Cuando cruzaron la frontera del estado de Nevada empezó a hacer calor. Al abandonar California, Gabriel se quitó el casco y lo tiró dentro de la furgoneta, se puso unas gafas de sol y aceleró por delante de Maya. Ella observó cómo el viento le agitaba las mangas de la camiseta y los bajos de los tejanos. Giraron en dirección sur, hacia el río Colorado y su punto de cruce en Davis Dam.

Piedras rojas. Cactos saguaro. Ondas de calor vibrando sobre el asfalto. Al acercarse a una población llamada Searchlight, Maya vio al lado de la carretera una serie de carteles pintados a mano: «Paradise Dinner. A siete kilómetros. ¡Un coyote vivo para los niños!». «Paradise Dinner. A tres kilómetros. ¡A comer!»

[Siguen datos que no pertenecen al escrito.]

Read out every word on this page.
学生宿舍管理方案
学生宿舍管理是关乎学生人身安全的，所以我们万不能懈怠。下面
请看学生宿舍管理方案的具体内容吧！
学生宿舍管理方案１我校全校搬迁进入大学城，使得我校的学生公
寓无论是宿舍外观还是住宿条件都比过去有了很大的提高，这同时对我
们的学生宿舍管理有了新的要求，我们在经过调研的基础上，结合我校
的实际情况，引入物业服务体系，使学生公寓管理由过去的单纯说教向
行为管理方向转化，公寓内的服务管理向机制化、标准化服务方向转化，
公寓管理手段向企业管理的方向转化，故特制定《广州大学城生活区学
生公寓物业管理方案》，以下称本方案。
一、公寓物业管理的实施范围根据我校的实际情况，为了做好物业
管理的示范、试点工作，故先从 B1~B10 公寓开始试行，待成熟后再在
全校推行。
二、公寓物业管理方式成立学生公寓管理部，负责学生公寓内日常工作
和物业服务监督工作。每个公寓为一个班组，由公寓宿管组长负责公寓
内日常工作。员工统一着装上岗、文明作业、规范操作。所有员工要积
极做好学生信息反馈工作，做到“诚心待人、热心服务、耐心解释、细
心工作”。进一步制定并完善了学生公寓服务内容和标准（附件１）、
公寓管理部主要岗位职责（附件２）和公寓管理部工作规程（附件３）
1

Gabriel le hizo un gesto con la mano -«Vamos a desayunar»- y cuando apareció el Paradise se detuvo en el aparcamiento sin asfaltar. El establecimiento era un edificio de techo plano que asemejaba un vagón de tren de mercancías con ventanas. En el techo había un gran aparato de aire acondicionado. Sosteniendo el estuche de la espada, Maya estudió el lugar antes de decidirse a entrar. Una puerta delantera. Una puerta trasera. Delante había aparcada una baqueteada camioneta roja. A un lado había otra con un techo de acampada sobre la plataforma de carga.